Why it's important to know the location of an intermediate is upstream or downstream? the concept says " "if a strain with a mutant enzyme that blocks a particular step in a linear metabolic pathway can grow when an intermediate is added to the growth.."
1 Answer
It is important to know the position of the intermediate so that the organism can grow (as stated in the question).
This particular concept applies mainly to microbial fermentation. Say a linear metabolic pathway is as follows:
A ---a---> B ---b---> C ---c---> D ---d---> E
A is the substrate
E is the required product necessary for microbial growth
B, C and D are intermediates
a, b, c and d are enzymes catalysing the reactions shown by the respective arrows
Since this is a linear metabolic pathway, there is no way to get E from A except by going through B, C and D
So, if a microorganism has fully functioning a, b, c and d enzymes, it can synthesise E from A and hence, grow. However, if a microorganism has, say, a mutant non-functional enzyme c. Substrate A will only be converted to intermediate C, product E will not be synthesised and the growth of the organism will be arrested.
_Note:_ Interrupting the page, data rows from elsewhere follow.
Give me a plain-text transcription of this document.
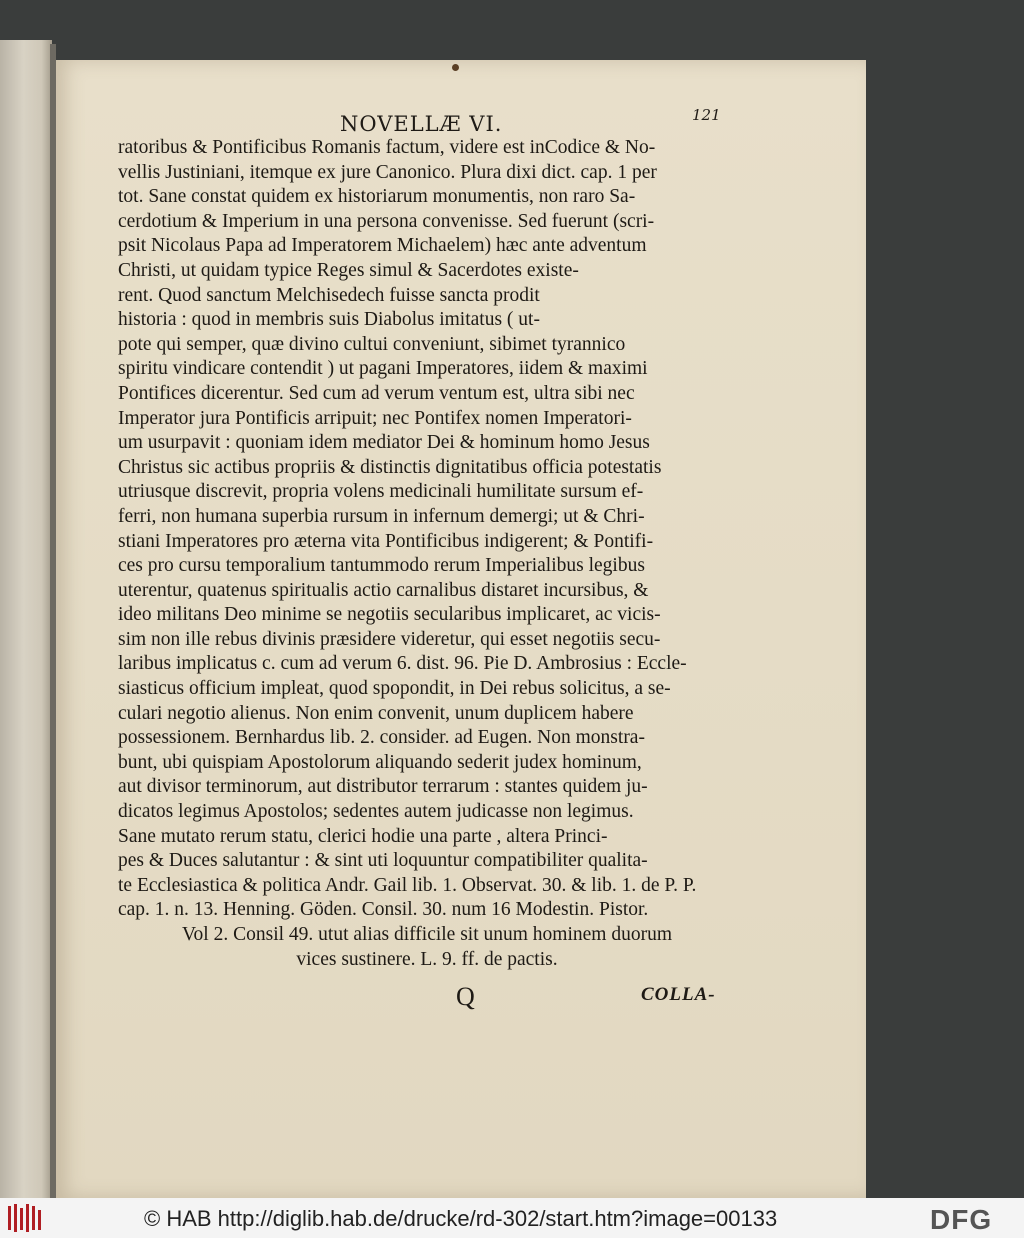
NOVELLÆ VI.	121
ratoribus & Pontificibus Romanis factum, videre est inCodice & No-
vellis Justiniani, itemque ex jure Canonico. Plura dixi dict. cap. 1 per
tot. Sane constat quidem ex historiarum monumentis, non raro Sa-
cerdotium & Imperium in una persona convenisse. Sed fuerunt (scri-
psit Nicolaus Papa ad Imperatorem Michaelem) hæc ante adventum
Christi, ut quidam typice Reges simul & Sacerdotes existe-
rent. Quod sanctum Melchisedech fuisse sancta prodit
historia : quod in membris suis Diabolus imitatus ( ut-
pote qui semper, quæ divino cultui conveniunt, sibimet tyrannico
spiritu vindicare contendit ) ut pagani Imperatores, iidem & maximi
Pontifices dicerentur. Sed cum ad verum ventum est, ultra sibi nec
Imperator jura Pontificis arripuit; nec Pontifex nomen Imperatori-
um usurpavit : quoniam idem mediator Dei & hominum homo Jesus
Christus sic actibus propriis & distinctis dignitatibus officia potestatis
utriusque discrevit, propria volens medicinali humilitate sursum ef-
ferri, non humana superbia rursum in infernum demergi; ut & Chri-
stiani Imperatores pro æterna vita Pontificibus indigerent; & Pontifi-
ces pro cursu temporalium tantummodo rerum Imperialibus legibus
uterentur, quatenus spiritualis actio carnalibus distaret incursibus, &
ideo militans Deo minime se negotiis secularibus implicaret, ac vicis-
sim non ille rebus divinis præsidere videretur, qui esset negotiis secu-
laribus implicatus c. cum ad verum 6. dist. 96. Pie D. Ambrosius : Eccle-
siasticus officium impleat, quod spopondit, in Dei rebus solicitus, a se-
culari negotio alienus. Non enim convenit, unum duplicem habere
possessionem. Bernhardus lib. 2. consider. ad Eugen. Non monstra-
bunt, ubi quispiam Apostolorum aliquando sederit judex hominum,
aut divisor terminorum, aut distributor terrarum : stantes quidem ju-
dicatos legimus Apostolos; sedentes autem judicasse non legimus.
Sane mutato rerum statu, clerici hodie una parte , altera Princi-
pes & Duces salutantur : & sint uti loquuntur compatibiliter qualita-
te Ecclesiastica & politica Andr. Gail lib. 1. Observat. 30. & lib. 1. de P. P.
cap. 1. n. 13. Henning. Göden. Consil. 30. num 16 Modestin. Pistor.
Vol 2. Consil 49. utut alias difficile sit unum hominem duorum
vices sustinere. L. 9. ff. de pactis.
Q	COLLA-
© HAB http://diglib.hab.de/drucke/rd-302/start.htm?image=00133	DFG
Nevertheless, if we still want the mutant microorganism to grow, we can provide intermediate D (which is downstream to the mutant enzyme) which will be converted to E via enzyme d. But if we provide intermediate B (which is upstream to mutant enzyme c) it will only be converted to intermediate C.
Hence, knowing the location of the intermediate tells us whether supplying that particular intermediate to the microorganism allows it to grow of not.